Nella recente udienza del 25 giugno, che ha portato al rinvio dell’udienza a ottobre, il tribunale di Verona ha preso un’altra importante decisione. Il giudice Luciano Gorra ha respinto la richiesta di riapertura delle indagini per i primi neonati colpiti dal Citrobacter all’ospedale di Borgo Trento. L’inchiesta della procura aveva documentato i casi di morte e lesioni provocate dal batterio dal 2018 al 2020, suddividendo le infezioni in tre fasi: precoce (2018-2019), intermedia (2019-2020) e tardiva (post-14 gennaio 2020).
Secondo la perizia ottenuta dalla magistratura, solo le infezioni della fase tardiva avrebbero potuto essere evitate, motivo per cui la procura si è concentrata sui casi di Alice e Benedetta. Per gli altri episodi di infezione, la procura aveva richiesto l’archiviazione. Questi casi includono i decessi di Nina, Leonardo ed Elisabeth e le gravi lesioni riportate da Davide, Maria, Jacopo, Barbara e Fares. Anche per questi otto bambini era stata richiesta giustizia, ma l’opposizione all’archiviazione è stata rigettata dal giudice Gorra. Il tribunale di Verona ha stabilito che tali decessi e lesioni non sono imputabili ai sette medici e dirigenti sotto accusa.

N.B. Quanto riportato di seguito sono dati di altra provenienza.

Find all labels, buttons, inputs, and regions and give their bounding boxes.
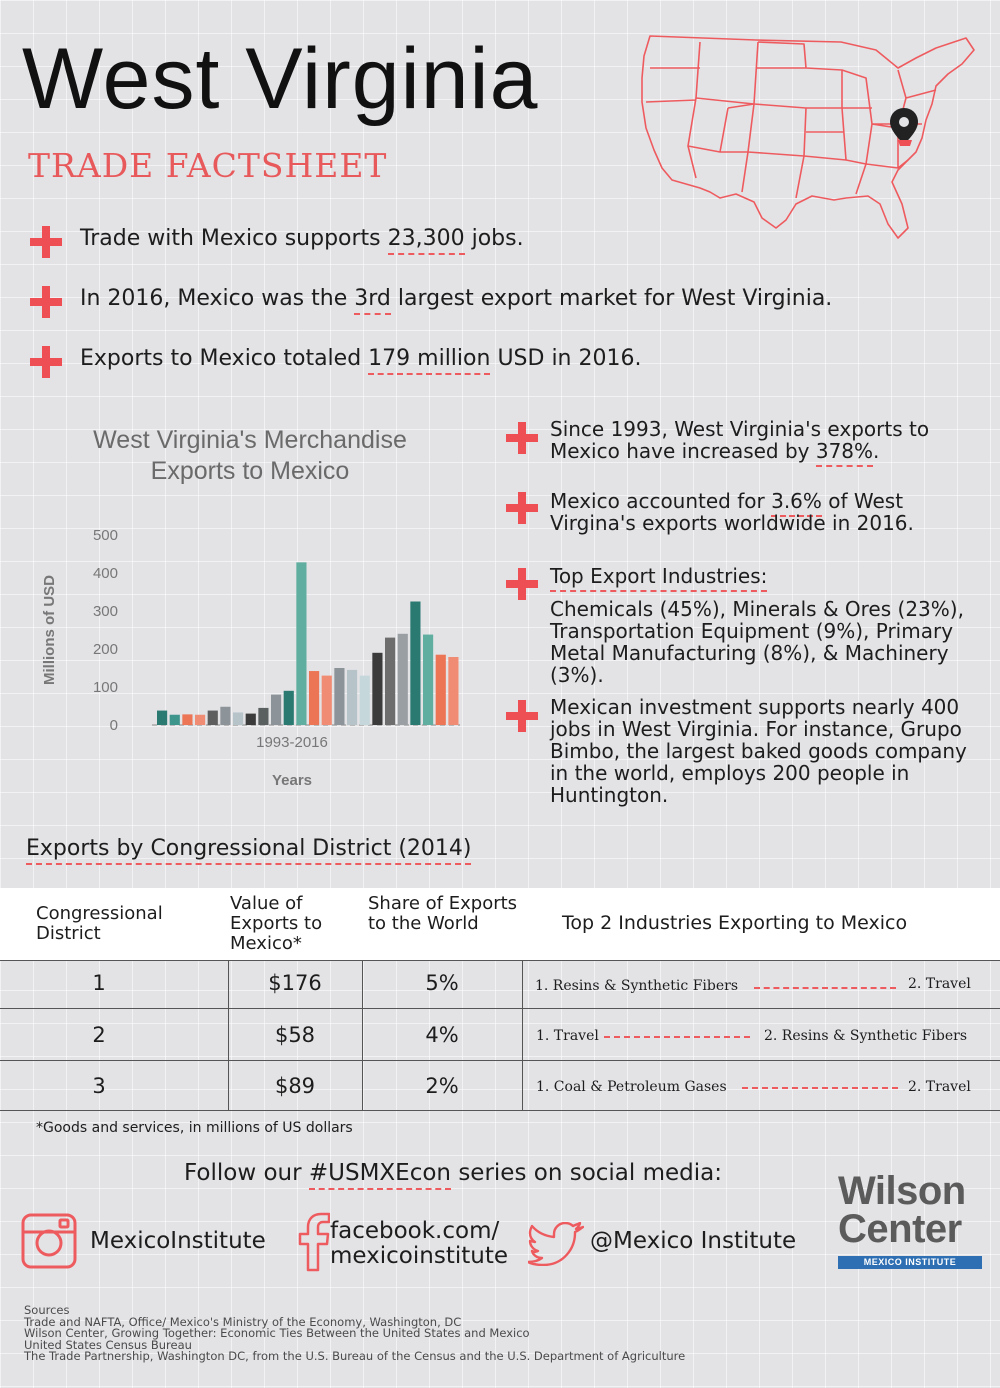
facebook-icon[interactable] [298,1212,330,1272]
plus-icon [506,492,538,524]
bar-2008 [347,670,357,725]
bar-2005 [309,671,319,725]
district-section-title: Exports by Congressional District (2014) [26,836,471,861]
bar-2016 [448,657,458,725]
cell-industry-1: 1. Travel [536,1028,599,1044]
cell-industry-1: 1. Resins & Synthetic Fibers [535,978,739,994]
table-divider [0,1110,1000,1111]
dashed-connector [742,1087,898,1089]
table-footnote: *Goods and services, in millions of US dollars [36,1120,353,1136]
th-value: Value of Exports to Mexico* [230,893,323,954]
fact-growth: Since 1993, West Virginia's exports to Mexico have increased by 378%. [550,418,970,462]
dashed-connector [604,1036,750,1038]
bar-2002 [271,695,281,725]
chart-title: West Virginia's Merchandise Exports to Mexico [93,426,407,485]
fact-market-rank: In 2016, Mexico was the 3rd largest export market for West Virginia. [80,286,832,311]
bar-2001 [258,708,268,725]
bar-1998 [220,707,230,725]
plus-icon [506,700,538,732]
table-divider [0,960,1000,961]
plus-icon [30,286,62,318]
cell-industry-2: 2. Resins & Synthetic Fibers [764,1028,968,1044]
y-tick-label: 100 [92,679,118,696]
bar-2010 [372,653,382,725]
cell-district: 1 [92,971,106,995]
y-tick-label: 500 [92,527,118,544]
table-divider [0,1060,1000,1061]
cell-industry-2: 2. Travel [908,976,971,992]
instagram-icon[interactable] [20,1212,78,1270]
y-axis-label: Millions of USD [41,575,58,685]
follow-text: Follow our #USMXEcon series on social media: [184,1160,722,1186]
cell-industry-2: 2. Travel [908,1079,971,1095]
cell-share: 4% [425,1023,459,1047]
bar-1999 [233,712,243,725]
x-tick-label: 1993-2016 [256,734,328,751]
y-tick-label: 0 [109,717,118,734]
instagram-handle[interactable]: MexicoInstitute [90,1228,266,1254]
bar-1994 [170,715,180,725]
exports-bar-chart [30,520,470,795]
th-industries: Top 2 Industries Exporting to Mexico [562,912,908,934]
y-tick-label: 200 [92,641,118,658]
bar-2014 [423,635,433,725]
bar-1993 [157,711,167,725]
cell-district: 3 [92,1074,106,1098]
bar-2006 [322,676,332,725]
cell-value: $58 [274,1023,316,1047]
wilson-center-logo: Wilson Center [838,1169,966,1251]
cell-industry-1: 1. Coal & Petroleum Gases [536,1079,727,1095]
industries-heading: Top Export Industries: [550,565,970,587]
bar-2012 [398,634,408,725]
cell-share: 2% [425,1074,459,1098]
bar-2009 [360,676,370,725]
dashed-connector [754,987,896,989]
us-map [636,28,988,250]
fact-investment: Mexican investment supports nearly 400 jobs in West Virginia. For instance, Grupo Bimbo, the largest baked goods company in the world, employs 200 people in Huntington. [550,695,967,807]
page-title: West Virginia [22,31,539,127]
cell-value: $89 [274,1074,316,1098]
sources: Sources Trade and NAFTA, Office/ Mexico's Ministry of the Economy, Washington, DC Wilson Center, Growing Together: Economic Ties Between the United States and Mexico United States Census Bureau The Trade Partnership, Washington DC, from the U.S. Bureau of the Census and the U.S. Department of Agriculture [24,1303,686,1363]
twitter-handle[interactable]: @Mexico Institute [590,1228,797,1254]
plus-icon [506,422,538,454]
bar-1997 [208,711,218,725]
x-axis-label: Years [271,772,313,789]
y-tick-label: 300 [92,603,118,620]
plus-icon [506,568,538,600]
th-district: Congressional District [36,903,163,944]
cell-value: $176 [268,971,322,995]
y-tick-label: 400 [92,565,118,582]
th-share: Share of Exports to the World [368,893,518,934]
facebook-link[interactable]: facebook.com/ mexicoinstitute [330,1218,508,1269]
page-subtitle: TRADE FACTSHEET [28,146,388,185]
fact-share: Mexico accounted for 3.6% of West Virgina's exports worldwide in 2016. [550,489,914,535]
bar-1996 [195,715,205,725]
fact-jobs: Trade with Mexico supports 23,300 jobs. [80,226,524,251]
cell-district: 2 [92,1023,106,1047]
map-pin-icon [890,108,918,146]
table-divider [0,1008,1000,1009]
plus-icon [30,346,62,378]
bar-2015 [436,655,446,725]
cell-share: 5% [425,971,459,995]
plus-icon [30,226,62,258]
us-outline [642,36,974,238]
bar-2007 [334,668,344,725]
bar-2011 [385,638,395,725]
twitter-icon[interactable] [528,1222,584,1266]
industries-list: Chemicals (45%), Minerals & Ores (23%), Transportation Equipment (9%), Primary Metal Manufacturing (8%), & Machinery (3%). [550,597,964,687]
bar-2004 [296,562,306,725]
bar-2000 [246,714,256,725]
table-divider [522,960,523,1110]
bar-2003 [284,691,294,725]
bar-2013 [410,602,420,726]
logo-tagline: MEXICO INSTITUTE [838,1256,982,1269]
bar-1995 [182,714,192,725]
fact-exports-total: Exports to Mexico totaled 179 million USD in 2016. [80,346,641,371]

La prosecuzione dell’udienza a ottobre sarà cruciale per chiarire ulteriormente le responsabilità dei medici e dei dirigenti coinvolti. Le famiglie delle vittime attendono giustizia per i danni irreparabili subiti dai loro bambini. Il nuovo capo d’accusa servirà a specificare meglio le responsabilità individuali degli imputati e a fornire un quadro più chiaro della situazione.
Questa vicenda continua a suscitare grande attenzione e indignazione, con un forte impatto sull’opinione pubblica e sulla fiducia nelle strutture sanitarie. L’attenzione si concentra ora sulla prossima udienza di ottobre, che rappresenta un momento decisivo per le sorti del processo e per le famiglie coinvolte.